OCaml 教程 / 依赖记录与类型级编程

(* OCaml 不能直接写出 replicate : (n:int) -> 'a -> 'a list
   其中返回类型依赖于 n 的值，但可以用 GADTs 模拟 *)

(* 先引入类型级自然数 *)
type zero = Zero
type 'n succ = Succ

type _ nat =
  | Z : zero nat
  | S : 'n nat -> 'n succ nat

(* 长度索引向量 *)
type (_, _) vec =
  | Nil : (zero, 'a) vec
  | Cons : 'a * ('n, 'a) vec -> ('n succ, 'a) vec

let x : (zero succ succ, int) vec = Cons (1, Cons (2, Nil))
(* x 是长度为 2 的 int 向量 *)

type zero = Zero
type 'n succ = Succ

type _ nat =
  | Z : zero nat
  | S : 'n nat -> 'n succ nat

(* 类型级自然数：0, 1, 2, 3, ... *)
let n0 : zero nat = Z
let n1 : zero succ nat = S Z
let n2 : zero succ succ nat = S (S Z)
let n3 : zero succ succ succ nat = S (S (S Z))

(* 类型级加法证明 *)
type (_, _, _) plus =
  | PlusZ : (zero, 'n, 'n) plus
  | PlusS : ('m, 'n, 'p) plus
    -> ('m succ, 'n, 'p succ) plus

(* 证明 2 + 1 = 3 *)
let proof_2_plus_1 : (zero succ succ, zero succ, zero succ succ succ) plus =
  PlusS (PlusS PlusZ)

(* 运行时加法 *)
let rec nat_to_int : type n. n nat -> int = function
  | Z -> 0
  | S n -> 1 + nat_to_int n

let rec add_nat : type m n. m nat -> n nat -> (m, n, _) nat =
  fun m n -> match m with
  | Z -> n
  | S m' -> S (add_nat m' n)

let result = add_nat n2 n1  (* 类型: zero succ succ succ nat *)
let () = Printf.printf "2 + 1 = %d\n" (nat_to_int result)

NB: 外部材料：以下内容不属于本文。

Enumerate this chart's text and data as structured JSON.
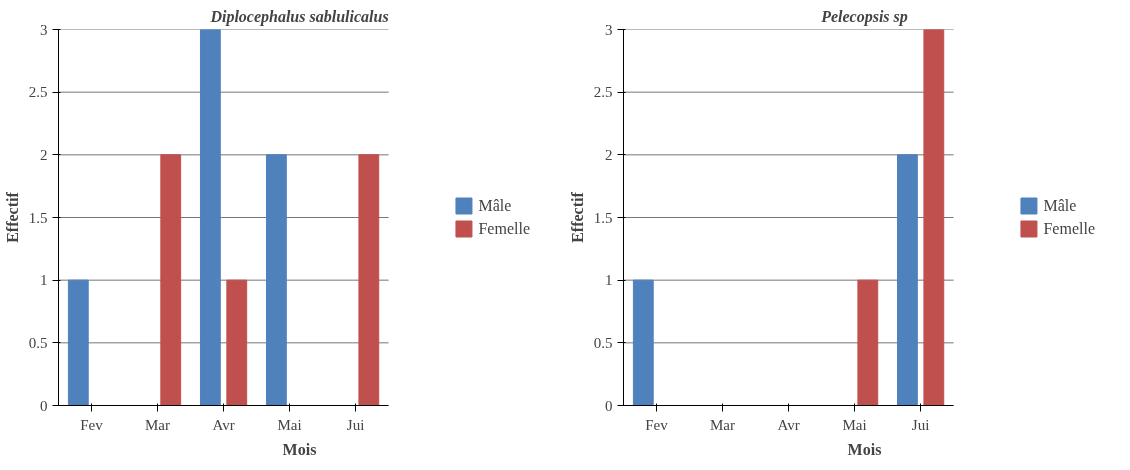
{
  "chart_data": [
    {
      "type": "bar",
      "title": "Diplocephalus sablulicalus",
      "xlabel": "Mois",
      "ylabel": "Effectif",
      "categories": [
        "Fev",
        "Mar",
        "Avr",
        "Mai",
        "Jui"
      ],
      "series": [
        {
          "name": "Mâle",
          "color": "#4f81bd",
          "values": [
            1,
            0,
            3,
            2,
            0
          ]
        },
        {
          "name": "Femelle",
          "color": "#c0504d",
          "values": [
            0,
            2,
            1,
            0,
            2
          ]
        }
      ],
      "ylim": [
        0,
        3
      ],
      "yticks": [
        0,
        0.5,
        1,
        1.5,
        2,
        2.5,
        3
      ],
      "grid": "y",
      "legend": "right"
    },
    {
      "type": "bar",
      "title": "Pelecopsis sp",
      "xlabel": "Mois",
      "ylabel": "Effectif",
      "categories": [
        "Fev",
        "Mar",
        "Avr",
        "Mai",
        "Jui"
      ],
      "series": [
        {
          "name": "Mâle",
          "color": "#4f81bd",
          "values": [
            1,
            0,
            0,
            0,
            2
          ]
        },
        {
          "name": "Femelle",
          "color": "#c0504d",
          "values": [
            0,
            0,
            0,
            1,
            3
          ]
        }
      ],
      "ylim": [
        0,
        3
      ],
      "yticks": [
        0,
        0.5,
        1,
        1.5,
        2,
        2.5,
        3
      ],
      "grid": "y",
      "legend": "right"
    }
  ]
}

(* ∃(n:nat). vec(n, int) *)
type packed_vec = PV : 'n nat * ('n, int) vec -> packed_vec

let pv1 = PV (S (S Z), Cons (1, Cons (2, Nil)))
let pv2 = PV (S (S (S Z)), Cons (3, Cons (4, Cons (5, Nil))))

(* 获取长度 *)
let pv_length (PV (n, _)) = nat_to_int n

let () = Printf.printf "pv1 length: %d\n" (pv_length pv1)  (* 2 *)
let () = Printf.printf "pv2 length: %d\n" (pv_length pv2)  (* 3 *)

type true_ = True
type false_ = False

type (_, _, _) and_ =
  | AndTT : (true_, true_, true_) and_
  | AndTF : (true_, false_, false_) and_
  | AndFT : (false_, true_, false_) and_
  | AndFF : (false_, false_, false_) and_

type (_, _, _) or_ =
  | OrTT : (true_, true_, true_) or_
  | OrTF : (true_, false_, true_) or_
  | OrFT : (false_, true_, true_) or_
  | OrFF : (false_, false_, false_) or_

type _ not =
  | NotT : true_ not -> false_
  | NotF : false_ not -> true_

type nil = Nil
type ('h, 't) cons = Cons

type _ tlist =
  | TNil : nil tlist
  | TCons : 'h * 't tlist -> ('h, 't) cons tlist

(* 类型级列表操作 *)
type (_, _, _) tappend =
  | TAppendNil : (nil, 'b, 'b) tappend
  | TAppendCons : ('t, 'b, 'c) tappend
    -> (('h, 't) cons, 'b, ('h, 'c) cons) tappend

type (_, _) eq = Refl : ('a, 'a) eq

let cast : type a b. (a, b) eq -> a -> b = fun Refl x -> x

(* 证明 int = int *)
let int_eq_int : (int, int) eq = Refl

(* 对称性 *)
let sym : type a b. (a, b) eq -> (b, a) eq = fun Refl -> Refl

(* 传递性 *)
let trans : type a b c. (a, b) eq -> (b, c) eq -> (a, c) eq =
  fun Refl Refl -> Refl

type zero = Zero
type 'n succ = Succ

type (_, _) vec =
  | Nil : (zero, 'a) vec
  | Cons : 'a * ('n, 'a) vec -> ('n succ, 'a) vec

(* 安全的 head —— 非空向量一定有 head *)
let head : type n. (n succ, 'a) vec -> 'a = fun (Cons (x, _)) -> x

(* 安全的 tail *)
let tail : type n. (n succ, 'a) vec -> (n, 'a) vec = fun (Cons (_, xs)) -> xs

(* 长度 *)
let rec length : type n a. (n, a) vec -> int = function
  | Nil -> 0
  | Cons (_, xs) -> 1 + length xs

(* 映射 *)
let rec vmap : type n a b. (a -> b) -> (n, a) vec -> (n, b) vec =
  fun f -> function
  | Nil -> Nil
  | Cons (x, xs) -> Cons (f x, vmap f xs)

(* zip —— 两个相同长度的向量 *)
let rec vzip : type n a b. (n, a) vec -> (n, b) vec -> (n, a * b) vec =
  fun xs ys -> match xs, ys with
  | Nil, Nil -> Nil
  | Cons (x, xs'), Cons (y, ys') -> Cons ((x, y), vzip xs' ys')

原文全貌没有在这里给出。